Thomas Jefferson statue will be removed from NYC Council chambers but new location undecided

October 19, 2021

Photo by Glenn Castellano. Courtesy of NYC Public Design Commission

A 7-foot-tall statue of Thomas Jefferson will be removed from the New York City Council’s legislative chambers after residing there for nearly 100 years. The city’s Public Design Commission voted on Monday to take down the statue from the chambers but did not decide where it should be relocated. Calls to remove the statue of Jefferson, who owned more than 600 slaves, first came about two decades ago but intensified in recent years as more attention was paid to memorials and monuments honoring racists and racist symbols.

Uriah Phillips Levy, a prominent New Yorker and officer in the U.S. Navy, commissioned French artist Pierre-Jean David Dangers in 1833 to create a statue of Jefferson. The bronze statue was given to Congress as a gift and it remains on display in the Capitol Rotunda today.

Levy donated the plaster model from the artwork to the people of New York and the statue was installed in City Hall’s Governors Room in 1834. It later moved to the City Council Chambers in 1915, where it has remained since.

The New-York Historical Society agreed to display the statue as part of a long-term loan and pledged to exhibit it “within an educational and historical context,” according to a presentation given to the commission.

Signe Nielsen, the present of the Commission, said the artwork should remain publicly accessible, with its new location debated more thoroughly.

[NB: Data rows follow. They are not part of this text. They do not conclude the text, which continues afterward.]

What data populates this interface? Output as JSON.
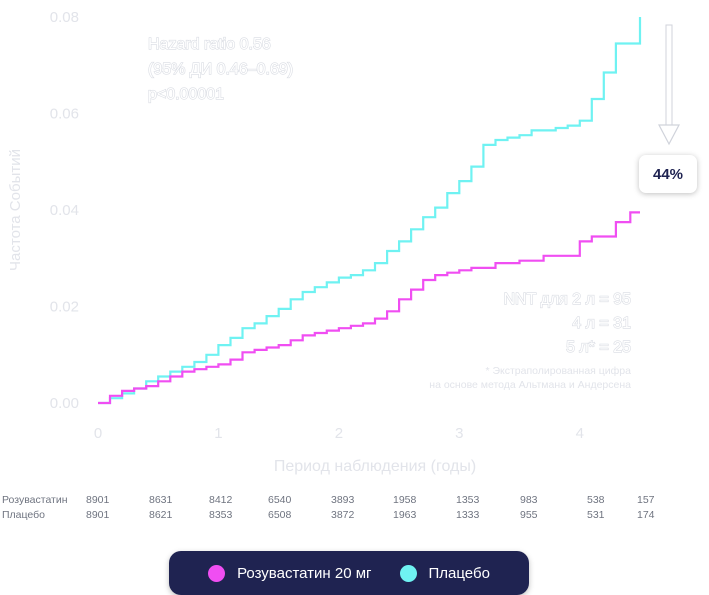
{
  "chart_data": {
    "type": "line",
    "xlabel": "Период наблюдения (годы)",
    "ylabel": "Частота Событий",
    "xlim": [
      0,
      4.55
    ],
    "ylim": [
      0,
      0.08
    ],
    "x_ticks": [
      "0",
      "1",
      "2",
      "3",
      "4"
    ],
    "y_ticks": [
      "0.00",
      "0.02",
      "0.04",
      "0.06",
      "0.08"
    ],
    "grid": false,
    "series": [
      {
        "name": "Розувастатин 20 мг",
        "color": "#f04ef2",
        "x": [
          0,
          0.1,
          0.2,
          0.3,
          0.4,
          0.5,
          0.6,
          0.7,
          0.8,
          0.9,
          1.0,
          1.1,
          1.2,
          1.3,
          1.4,
          1.5,
          1.6,
          1.7,
          1.8,
          1.9,
          2.0,
          2.1,
          2.2,
          2.3,
          2.4,
          2.5,
          2.6,
          2.7,
          2.8,
          2.9,
          3.0,
          3.1,
          3.2,
          3.3,
          3.4,
          3.5,
          3.6,
          3.7,
          3.8,
          3.9,
          4.0,
          4.1,
          4.2,
          4.3,
          4.42,
          4.5
        ],
        "y": [
          0,
          0.0015,
          0.0025,
          0.003,
          0.0035,
          0.0045,
          0.0055,
          0.0065,
          0.007,
          0.0075,
          0.008,
          0.009,
          0.0105,
          0.011,
          0.0115,
          0.012,
          0.013,
          0.014,
          0.0145,
          0.015,
          0.0155,
          0.016,
          0.0165,
          0.0175,
          0.019,
          0.0215,
          0.0235,
          0.0255,
          0.0265,
          0.027,
          0.0275,
          0.028,
          0.028,
          0.029,
          0.029,
          0.0295,
          0.0295,
          0.0305,
          0.0305,
          0.0305,
          0.0335,
          0.0345,
          0.0345,
          0.0375,
          0.0395,
          0.0395
        ]
      },
      {
        "name": "Плацебо",
        "color": "#6ff2f2",
        "x": [
          0,
          0.1,
          0.2,
          0.3,
          0.4,
          0.5,
          0.6,
          0.7,
          0.8,
          0.9,
          1.0,
          1.1,
          1.2,
          1.3,
          1.4,
          1.5,
          1.6,
          1.7,
          1.8,
          1.9,
          2.0,
          2.1,
          2.2,
          2.3,
          2.4,
          2.5,
          2.6,
          2.7,
          2.8,
          2.9,
          3.0,
          3.1,
          3.2,
          3.3,
          3.4,
          3.5,
          3.6,
          3.7,
          3.8,
          3.9,
          4.0,
          4.1,
          4.2,
          4.3,
          4.42,
          4.5
        ],
        "y": [
          0,
          0.001,
          0.002,
          0.003,
          0.0045,
          0.0055,
          0.0065,
          0.0075,
          0.0085,
          0.01,
          0.012,
          0.0135,
          0.0155,
          0.0165,
          0.018,
          0.0195,
          0.0215,
          0.023,
          0.024,
          0.025,
          0.026,
          0.0265,
          0.0275,
          0.029,
          0.0315,
          0.0335,
          0.036,
          0.0385,
          0.0405,
          0.0435,
          0.046,
          0.049,
          0.0535,
          0.0545,
          0.055,
          0.0555,
          0.0565,
          0.0565,
          0.057,
          0.0575,
          0.0585,
          0.063,
          0.0685,
          0.0745,
          0.0745,
          0.08
        ]
      }
    ],
    "annotations": {
      "hazard": [
        "Hazard ratio 0.56",
        "(95% ДИ 0.46–0.69)",
        "p<0.00001"
      ],
      "nnt": [
        "NNT для 2 л = 95",
        "4 л = 31",
        "5 л* = 25"
      ],
      "footnote": [
        "* Экстраполированная цифра",
        "на основе метода Альтмана и Андерсена"
      ],
      "reduction_badge": "44%"
    },
    "at_risk_table": {
      "rows": [
        {
          "label": "Розувастатин",
          "values": [
            "8901",
            "8631",
            "8412",
            "6540",
            "3893",
            "1958",
            "1353",
            "983",
            "538",
            "157"
          ]
        },
        {
          "label": "Плацебо",
          "values": [
            "8901",
            "8621",
            "8353",
            "6508",
            "3872",
            "1963",
            "1333",
            "955",
            "531",
            "174"
          ]
        }
      ]
    }
  },
  "legend": {
    "items": [
      {
        "label": "Розувастатин 20 мг",
        "color": "#f04ef2"
      },
      {
        "label": "Плацебо",
        "color": "#6ff2f2"
      }
    ]
  }
}
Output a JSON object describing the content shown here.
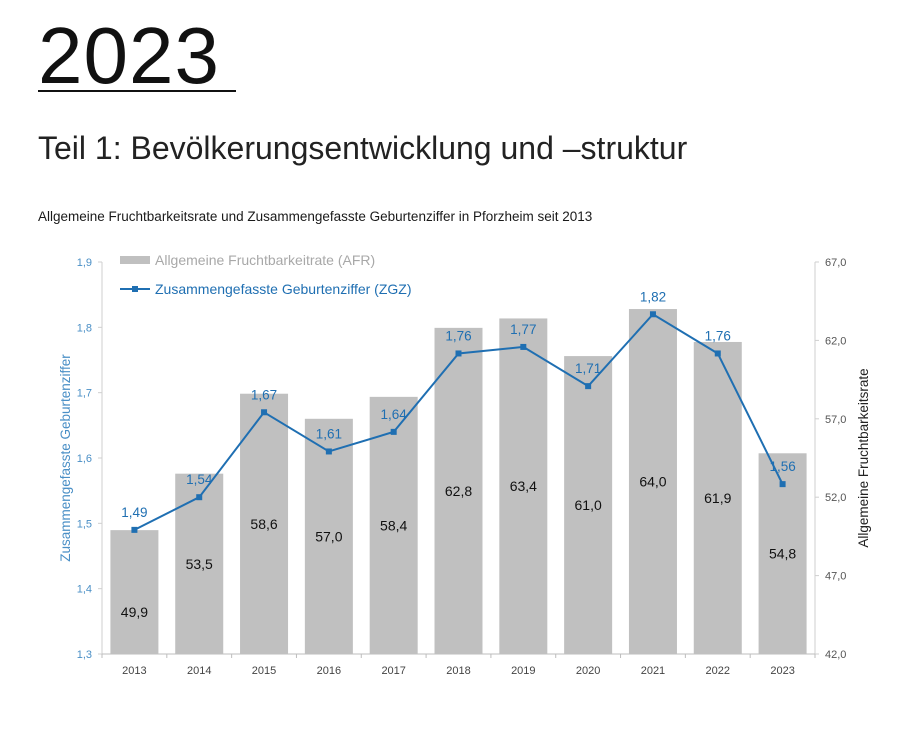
{
  "page": {
    "year_heading": "2023",
    "section_heading": "Teil 1: Bevölkerungsentwicklung und –struktur",
    "chart_caption": "Allgemeine Fruchtbarkeitsrate und Zusammengefasste Geburtenziffer in Pforzheim seit 2013"
  },
  "colors": {
    "bar": "#c0c0c0",
    "line": "#1f6fb2",
    "left_axis_text": "#4a8fc6",
    "right_axis_text": "#555555",
    "grid": "#e8e8e8"
  },
  "chart_data": {
    "type": "bar+line",
    "title": "Allgemeine Fruchtbarkeitsrate und Zusammengefasste Geburtenziffer in Pforzheim seit 2013",
    "categories": [
      "2013",
      "2014",
      "2015",
      "2016",
      "2017",
      "2018",
      "2019",
      "2020",
      "2021",
      "2022",
      "2023"
    ],
    "series": [
      {
        "name": "Allgemeine Fruchtbarkeitrate (AFR)",
        "type": "bar",
        "axis": "right",
        "values": [
          49.9,
          53.5,
          58.6,
          57.0,
          58.4,
          62.8,
          63.4,
          61.0,
          64.0,
          61.9,
          54.8
        ],
        "labels": [
          "49,9",
          "53,5",
          "58,6",
          "57,0",
          "58,4",
          "62,8",
          "63,4",
          "61,0",
          "64,0",
          "61,9",
          "54,8"
        ]
      },
      {
        "name": "Zusammengefasste Geburtenziffer (ZGZ)",
        "type": "line",
        "axis": "left",
        "values": [
          1.49,
          1.54,
          1.67,
          1.61,
          1.64,
          1.76,
          1.77,
          1.71,
          1.82,
          1.76,
          1.56
        ],
        "labels": [
          "1,49",
          "1,54",
          "1,67",
          "1,61",
          "1,64",
          "1,76",
          "1,77",
          "1,71",
          "1,82",
          "1,76",
          "1,56"
        ]
      }
    ],
    "left_axis": {
      "label": "Zusammengefasste Geburtenziffer",
      "range": [
        1.3,
        1.9
      ],
      "ticks": [
        1.3,
        1.4,
        1.5,
        1.6,
        1.7,
        1.8,
        1.9
      ],
      "tick_labels": [
        "1,3",
        "1,4",
        "1,5",
        "1,6",
        "1,7",
        "1,8",
        "1,9"
      ]
    },
    "right_axis": {
      "label": "Allgemeine Fruchtbarkeitsrate",
      "range": [
        42.0,
        67.0
      ],
      "ticks": [
        42.0,
        47.0,
        52.0,
        57.0,
        62.0,
        67.0
      ],
      "tick_labels": [
        "42,0",
        "47,0",
        "52,0",
        "57,0",
        "62,0",
        "67,0"
      ]
    },
    "legend_position": "top-left",
    "grid": false
  }
}
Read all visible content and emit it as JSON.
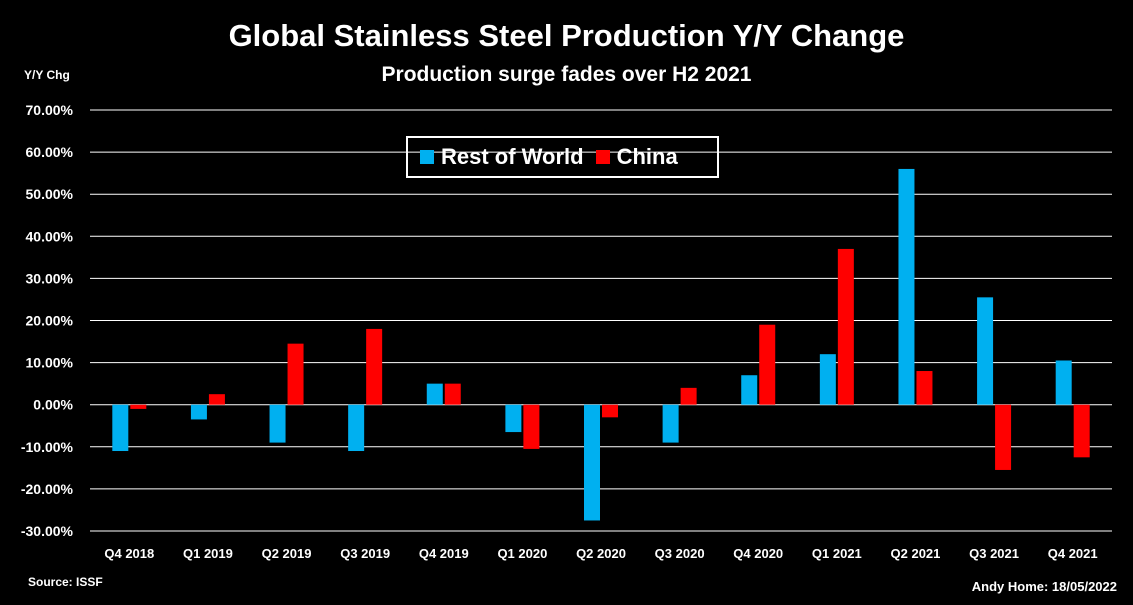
{
  "chart_data": {
    "type": "bar",
    "title": "Global Stainless Steel Production Y/Y Change",
    "subtitle": "Production surge fades over H2 2021",
    "ylabel": "Y/Y Chg",
    "xlabel": "",
    "ylim": [
      -30,
      70
    ],
    "ytick_step": 10,
    "ytick_labels": [
      "70.00%",
      "60.00%",
      "50.00%",
      "40.00%",
      "30.00%",
      "20.00%",
      "10.00%",
      "0.00%",
      "-10.00%",
      "-20.00%",
      "-30.00%"
    ],
    "categories": [
      "Q4 2018",
      "Q1 2019",
      "Q2 2019",
      "Q3 2019",
      "Q4 2019",
      "Q1 2020",
      "Q2 2020",
      "Q3 2020",
      "Q4 2020",
      "Q1 2021",
      "Q2 2021",
      "Q3 2021",
      "Q4 2021"
    ],
    "series": [
      {
        "name": "Rest of World",
        "color": "#00B0F0",
        "values": [
          -11,
          -3.5,
          -9,
          -11,
          5,
          -6.5,
          -27.5,
          -9,
          7,
          12,
          56,
          25.5,
          10.5
        ]
      },
      {
        "name": "China",
        "color": "#FF0000",
        "values": [
          -1,
          2.5,
          14.5,
          18,
          5,
          -10.5,
          -3,
          4,
          19,
          37,
          8,
          -15.5,
          -12.5
        ]
      }
    ],
    "grid": true,
    "legend_position": "top-center",
    "source": "Source: ISSF",
    "credit": "Andy Home: 18/05/2022"
  }
}
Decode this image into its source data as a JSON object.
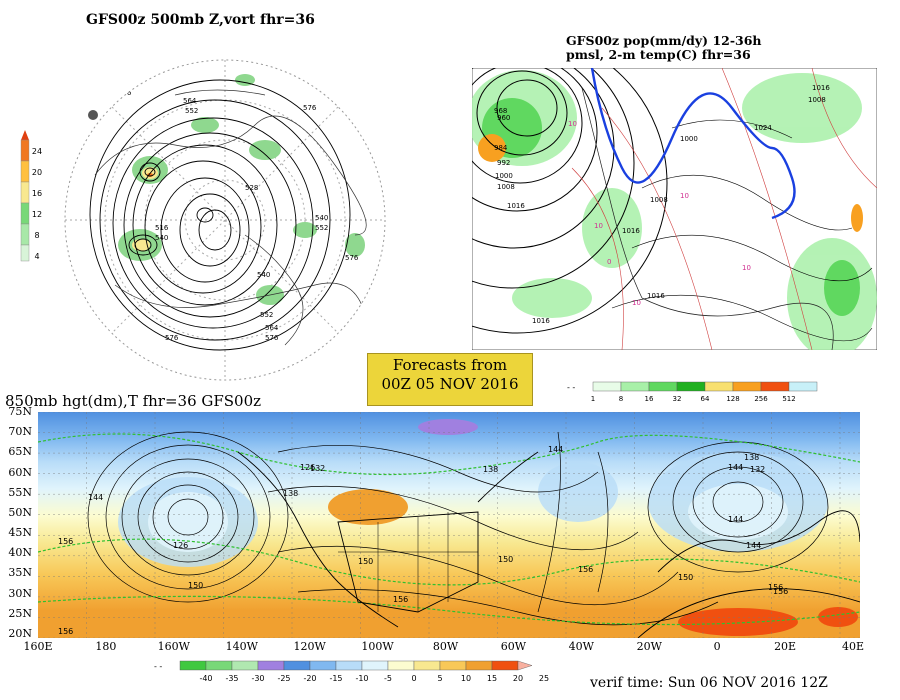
{
  "panel_500mb": {
    "title": "GFS00z  500mb Z,vort   fhr=36",
    "colorbar": {
      "labels": [
        "24",
        "20",
        "16",
        "12",
        "8",
        "4"
      ],
      "colors": [
        "#f07820",
        "#ffc040",
        "#f8e890",
        "#78d878",
        "#a8e8a8",
        "#d8f4d8"
      ]
    },
    "contour_labels": [
      "576",
      "564",
      "552",
      "576",
      "540",
      "528",
      "516",
      "540",
      "552",
      "576",
      "528",
      "540",
      "552",
      "564",
      "576"
    ]
  },
  "panel_pop": {
    "title_line1": "GFS00z pop(mm/dy) 12-36h",
    "title_line2": "pmsl, 2-m temp(C)  fhr=36",
    "isobar_labels": [
      "960",
      "968",
      "984",
      "992",
      "1000",
      "1008",
      "1016",
      "1016",
      "1000",
      "1008",
      "1016",
      "1024",
      "1016",
      "1016",
      "1008"
    ],
    "temp_labels": [
      "10",
      "10",
      "10",
      "0",
      "10",
      "10"
    ],
    "colorbar": {
      "labels": [
        "1",
        "8",
        "16",
        "32",
        "64",
        "128",
        "256",
        "512"
      ],
      "colors": [
        "#e8fce8",
        "#a8f0a8",
        "#60d860",
        "#20b020",
        "#f8e070",
        "#f8a020",
        "#f05010",
        "#c8f0f8"
      ]
    }
  },
  "banner": {
    "line1": "Forecasts from",
    "line2": "00Z 05 NOV 2016"
  },
  "panel_850mb": {
    "title": "850mb hgt(dm),T  fhr=36 GFS00z",
    "lat_labels": [
      "75N",
      "70N",
      "65N",
      "60N",
      "55N",
      "50N",
      "45N",
      "40N",
      "35N",
      "30N",
      "25N",
      "20N"
    ],
    "lon_labels": [
      "160E",
      "180",
      "160W",
      "140W",
      "120W",
      "100W",
      "80W",
      "60W",
      "40W",
      "20W",
      "0",
      "20E",
      "40E"
    ],
    "height_labels": [
      "144",
      "126",
      "156",
      "150",
      "126",
      "132",
      "138",
      "138",
      "144",
      "150",
      "150",
      "156",
      "156",
      "156",
      "144",
      "138",
      "132",
      "144",
      "144",
      "156",
      "156",
      "150"
    ],
    "colorbar": {
      "labels": [
        "-40",
        "-35",
        "-30",
        "-25",
        "-20",
        "-15",
        "-10",
        "-5",
        "0",
        "5",
        "10",
        "15",
        "20",
        "25"
      ],
      "colors": [
        "#40c840",
        "#78d878",
        "#b0e8b0",
        "#a080e0",
        "#5090e0",
        "#80b8f0",
        "#b8dcf8",
        "#e0f4fc",
        "#fcfcd0",
        "#f8e890",
        "#f8c858",
        "#f0a030",
        "#f05010"
      ]
    },
    "verif_time": "verif time: Sun 06 NOV 2016 12Z"
  }
}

“It is a piece of public art and it is under our jurisdiction,” Nielsen said during a public hearing on Monday. “We need to be thoughtful of where it might go.”

The vote on Monday by the commission removes the statue from the chamber but does not loan it to the New-York Historical Society. The statue could even be relocated to another location in City Hall. The commission said it will determine an appropriate location for the statue by the end of the year.

The council’s Black, Latino, and Asian Caucus expressed disappointment in the commission’s decision. “As City Council Members of color, we deserve dignity and respect,” Council Member Adrienne Adams, who co-chairs the caucus, said. “We deserve monuments that inspire us to fight for equality, fairness, and justice for all New Yorkers.”

In a statement released after Monday’s vote, the caucus said: “The failure of the PDC to immediately recognize the symbolism of acting decisively to expel his likeness from Council Chambers in order to demonstrate its appreciation for the overriding need to amend the historical record of America’s founding so that it accurately reflects the roots of its origins in the original sin of human slavery is an affront to the entire city.”

The group added: “We along with our allies will continue to press the need for swift action to remove the indelible stain of Thomas Jefferson’s sordid history of human bondage–and its influence on his successors in purging the civilizations of our indigenous peoples–from the confines of the People’s House in this day and age.”

In June, the PDC approved plans to remove the Theodore Roosevelt statue from the steps of the American Museum of Natural History and relocate it to a cultural institution. No additional plans or details about the cultural institution have been announced since.

Unveiled on the city-owned steps of the museum in 1940, the Equestrian Statue of Theodore Roosevelt features the former president on horseback flanked by a Native American figure and an African figure, both located physically lower than the president. Activists have opposed the hierarchical composition of the statue for decades and have called it racist.

Mayor Bill de Blasio in 2017 convened the Mayoral Advisory Commission on City Art, Monuments, and Markers after a white supremacist protest in Virginia over plans to remove the statue of Robert E. Lee resulted in the death of Heather Heyer. At the time, the panel concluded the statue of Roosevelt did not have to be removed or relocated but required additional context.

The museum opened the “Addressing the Statue” exhibition to explore the history of the statue and examine the racial hierarchy depicted. Calls for the removal of the statue were revived following the murder of George Floyd in 2020 last summer.

The panel recommended relocating the statue of J. Marion Sims, who experimented on enslaved Black women, from Central Park, but keeping the statue of Christopher Columbus at Columbus Circle.